On the other hand, the unpredictability of variant viral populations can be tricky to treat. By comparing previous studies, it is hoped that what determines the variants, and how the host and virus interact in the initial phases of infection, will come to the fore. Being able to have a clearer picture of viral population workings and how it relates to the host’s response (especially during the early stages) could prove invaluable. Researchers expect that, upon learning the answers to these questions, a better strategy against the viral infection can be formulated, hopefully in vaccine form and later into an HIV cure.
New HIV research has been revealing the workings of the human immune system. The hidden inner workings hold keys to solving some of the most formidable infections facing humankind. One such unlocked mystery is the discovery that one of the immune system’s sensor cells – cGAS – can detect HIV-1.
The cellular molecule, cGAS, is what sounds the alarm when there is an invasion of foreign matter. It has been believed, up until now, that cGAS could not detect retroviruses (such as HIV-1) because of the structural design of its DNA. Human DNA has two strands connected by molecular rungs. Retroviruses have just one strand. Researchers, therefore, concluded that this was one reason the body has trouble ridding itself of the intruder.

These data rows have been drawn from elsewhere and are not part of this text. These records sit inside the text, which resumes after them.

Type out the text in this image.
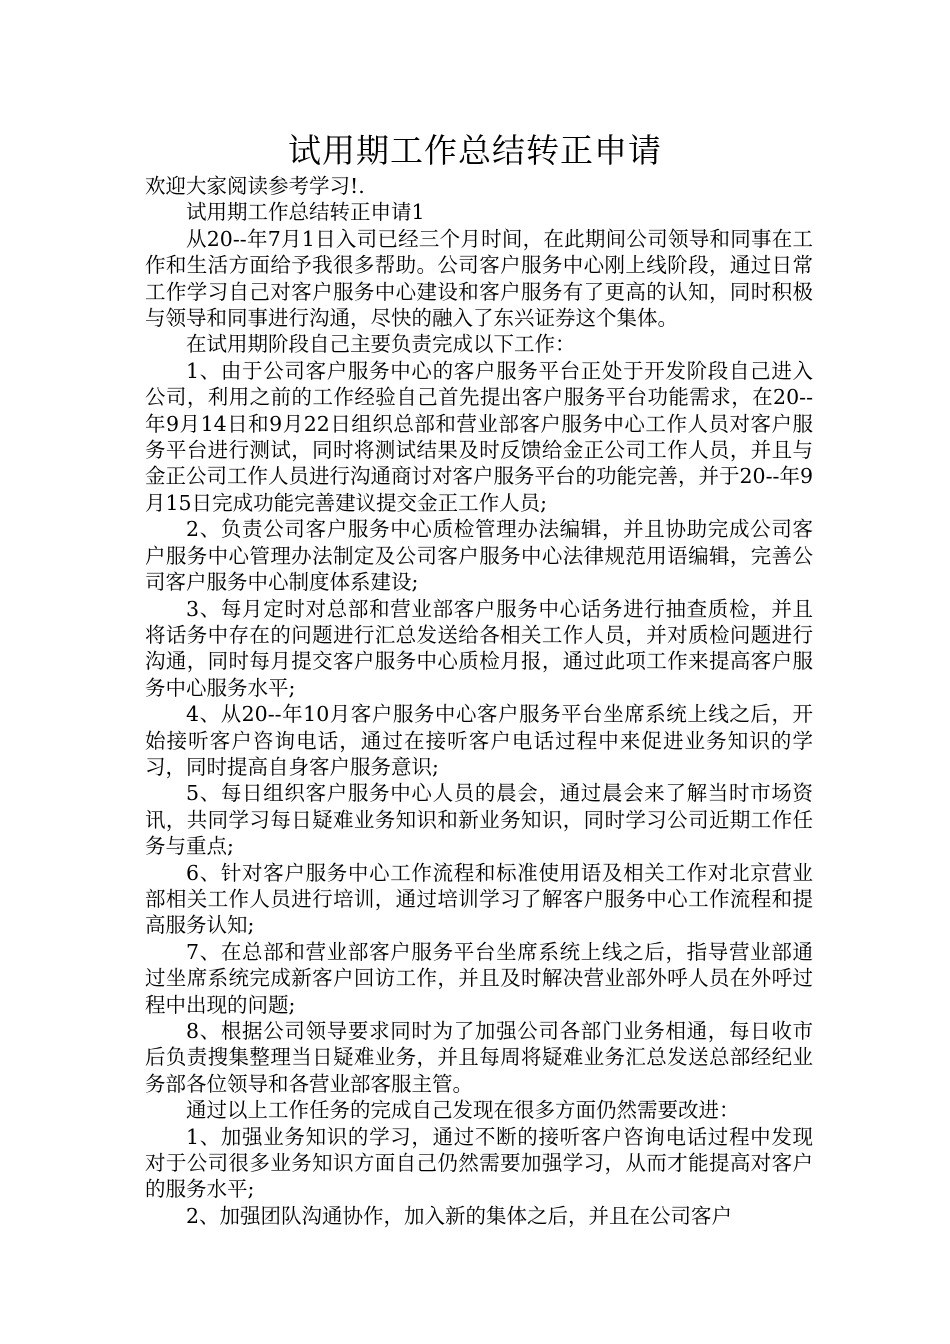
试用期工作总结转正申请

欢迎大家阅读参考学习!.

试用期工作总结转正申请1

从20--年7月1日入司已经三个月时间，在此期间公司领导和同事在工作和生活方面给予我很多帮助。公司客户服务中心刚上线阶段，通过日常工作学习自己对客户服务中心建设和客户服务有了更高的认知，同时积极与领导和同事进行沟通，尽快的融入了东兴证券这个集体。

在试用期阶段自己主要负责完成以下工作：

1、由于公司客户服务中心的客户服务平台正处于开发阶段自己进入公司，利用之前的工作经验自己首先提出客户服务平台功能需求，在20--年9月14日和9月22日组织总部和营业部客户服务中心工作人员对客户服务平台进行测试，同时将测试结果及时反馈给金正公司工作人员，并且与金正公司工作人员进行沟通商讨对客户服务平台的功能完善，并于20--年9月15日完成功能完善建议提交金正工作人员;

2、负责公司客户服务中心质检管理办法编辑，并且协助完成公司客户服务中心管理办法制定及公司客户服务中心法律规范用语编辑，完善公司客户服务中心制度体系建设;

3、每月定时对总部和营业部客户服务中心话务进行抽查质检，并且将话务中存在的问题进行汇总发送给各相关工作人员，并对质检问题进行沟通，同时每月提交客户服务中心质检月报，通过此项工作来提高客户服务中心服务水平;

4、从20--年10月客户服务中心客户服务平台坐席系统上线之后，开始接听客户咨询电话，通过在接听客户电话过程中来促进业务知识的学习，同时提高自身客户服务意识;

5、每日组织客户服务中心人员的晨会，通过晨会来了解当时市场资讯，共同学习每日疑难业务知识和新业务知识，同时学习公司近期工作任务与重点;

6、针对客户服务中心工作流程和标准使用语及相关工作对北京营业部相关工作人员进行培训，通过培训学习了解客户服务中心工作流程和提高服务认知;

7、在总部和营业部客户服务平台坐席系统上线之后，指导营业部通过坐席系统完成新客户回访工作，并且及时解决营业部外呼人员在外呼过程中出现的问题;

8、根据公司领导要求同时为了加强公司各部门业务相通，每日收市后负责搜集整理当日疑难业务，并且每周将疑难业务汇总发送总部经纪业务部各位领导和各营业部客服主管。

通过以上工作任务的完成自己发现在很多方面仍然需要改进：

1、加强业务知识的学习，通过不断的接听客户咨询电话过程中发现对于公司很多业务知识方面自己仍然需要加强学习，从而才能提高对客户的服务水平;

2、加强团队沟通协作，加入新的集体之后，并且在公司客户
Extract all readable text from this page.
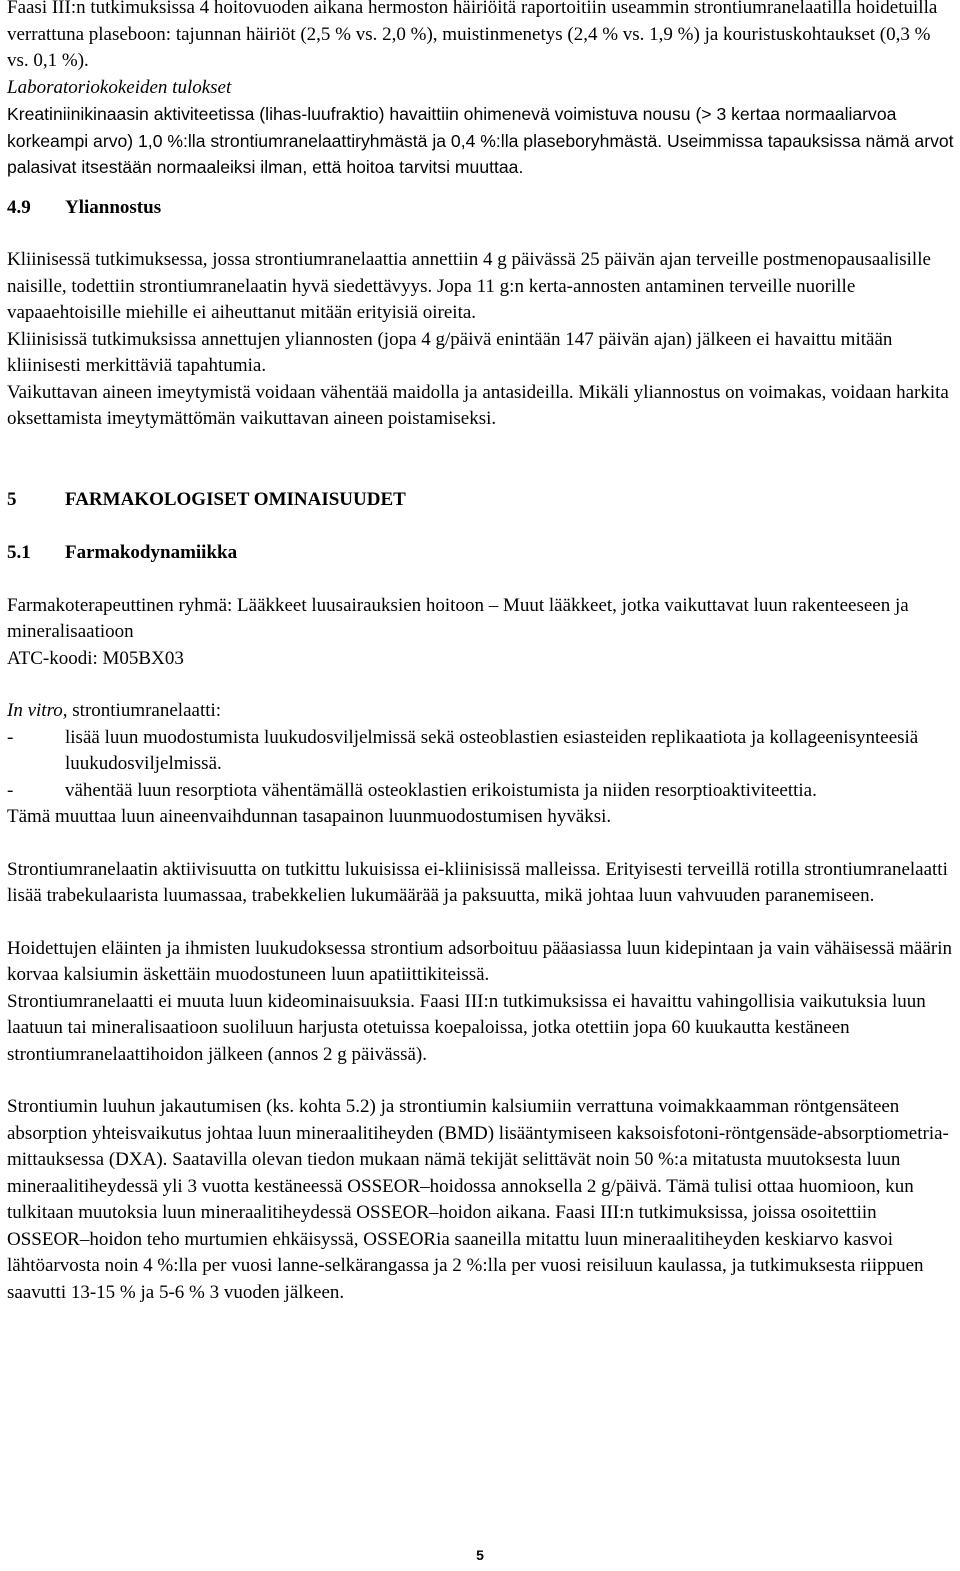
Faasi III:n tutkimuksissa 4 hoitovuoden aikana hermoston häiriöitä raportoitiin useammin strontiumranelaatilla hoidetuilla verrattuna plaseboon: tajunnan häiriöt (2,5 % vs. 2,0 %), muistinmenetys (2,4 % vs. 1,9 %) ja kouristuskohtaukset (0,3 % vs. 0,1 %).

Laboratoriokokeiden tulokset

Kreatiniinikinaasin aktiviteetissa (lihas-luufraktio) havaittiin ohimenevä voimistuva nousu (> 3 kertaa normaaliarvoa korkeampi arvo) 1,0 %:lla strontiumranelaattiryhmästä ja 0,4 %:lla plaseboryhmästä. Useimmissa tapauksissa nämä arvot palasivat itsestään normaaleiksi ilman, että hoitoa tarvitsi muuttaa.

4.9	Yliannostus

Kliinisessä tutkimuksessa, jossa strontiumranelaattia annettiin 4 g päivässä 25 päivän ajan terveille postmenopausaalisille naisille, todettiin strontiumranelaatin hyvä siedettävyys. Jopa 11 g:n kerta-annosten antaminen terveille nuorille vapaaehtoisille miehille ei aiheuttanut mitään erityisiä oireita.

Kliinisissä tutkimuksissa annettujen yliannosten (jopa 4 g/päivä enintään 147 päivän ajan) jälkeen ei havaittu mitään kliinisesti merkittäviä tapahtumia.

Vaikuttavan aineen imeytymistä voidaan vähentää maidolla ja antasideilla. Mikäli yliannostus on voimakas, voidaan harkita oksettamista imeytymättömän vaikuttavan aineen poistamiseksi.

5	FARMAKOLOGISET OMINAISUUDET
5.1	Farmakodynamiikka

Farmakoterapeuttinen ryhmä: Lääkkeet luusairauksien hoitoon – Muut lääkkeet, jotka vaikuttavat luun rakenteeseen ja mineralisaatioon

ATC-koodi: M05BX03

In vitro, strontiumranelaatti:

-	lisää luun muodostumista luukudosviljelmissä sekä osteoblastien esiasteiden replikaatiota ja kollageenisynteesiä luukudosviljelmissä.
-	vähentää luun resorptiota vähentämällä osteoklastien erikoistumista ja niiden resorptioaktiviteettia.

Tämä muuttaa luun aineenvaihdunnan tasapainon luunmuodostumisen hyväksi.

Strontiumranelaatin aktiivisuutta on tutkittu lukuisissa ei-kliinisissä malleissa. Erityisesti terveillä rotilla strontiumranelaatti lisää trabekulaarista luumassaa, trabekkelien lukumäärää ja paksuutta, mikä johtaa luun vahvuuden paranemiseen.

Hoidettujen eläinten ja ihmisten luukudoksessa strontium adsorboituu pääasiassa luun kidepintaan ja vain vähäisessä määrin korvaa kalsiumin äskettäin muodostuneen luun apatiittikiteissä.

Strontiumranelaatti ei muuta luun kideominaisuuksia. Faasi III:n tutkimuksissa ei havaittu vahingollisia vaikutuksia luun laatuun tai mineralisaatioon suoliluun harjusta otetuissa koepaloissa, jotka otettiin jopa 60 kuukautta kestäneen strontiumranelaattihoidon jälkeen (annos 2 g päivässä).

Strontiumin luuhun jakautumisen (ks. kohta 5.2) ja strontiumin kalsiumiin verrattuna voimakkaamman röntgensäteen absorption yhteisvaikutus johtaa luun mineraalitiheyden (BMD) lisääntymiseen kaksoisfotoni-röntgensäde-absorptiometria-mittauksessa (DXA). Saatavilla olevan tiedon mukaan nämä tekijät selittävät noin 50 %:a mitatusta muutoksesta luun mineraalitiheydessä yli 3 vuotta kestäneessä OSSEOR–hoidossa annoksella 2 g/päivä. Tämä tulisi ottaa huomioon, kun tulkitaan muutoksia luun mineraalitiheydessä OSSEOR–hoidon aikana. Faasi III:n tutkimuksissa, joissa osoitettiin OSSEOR–hoidon teho murtumien ehkäisyssä, OSSEORia saaneilla mitattu luun mineraalitiheyden keskiarvo kasvoi lähtöarvosta noin 4 %:lla per vuosi lanne-selkärangassa ja 2 %:lla per vuosi reisiluun kaulassa, ja tutkimuksesta riippuen saavutti 13-15 % ja 5-6 % 3 vuoden jälkeen.

5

The HIV1 can, however, join together. They do this by twisting around each other to form a double strand. While these are more likely to be detected, the strand is often too short and passes through the cGAS radar. Here, however, is where the next piece in this chess game comes into play. The molecular building blocks of these DNA strands, called guanosines, can be detected by cGAS. It does not matter whether the HIV-1 is in its single-strand mode or not. Actually, it hardly mattered at all. What triggered the greatest immune response was the amount of guanosines. When more was added, the cellular defense response increased significantly. This strong reaction declined when the amount was lessened and all but stopped when it was removed altogether.
When HIV-1 infects a body, it imposes its DNA onto the healthy cell’s DNA. The result is a DNA that is curiously lacking in guanosines. It could be a reason as to why HIV-1 is particularly adept at cloaking – being virtually undetected by its host. However, some patients present with such a high number of HIV DNA that the guanosines that do remain still alert the cells, and the defense systems are activated. In these instances, the virus can remain suppressed indefinitely. This strong immune response is believed to be because of the detection of these all-important guanosines and the sensitive radar that detects it, cGAS.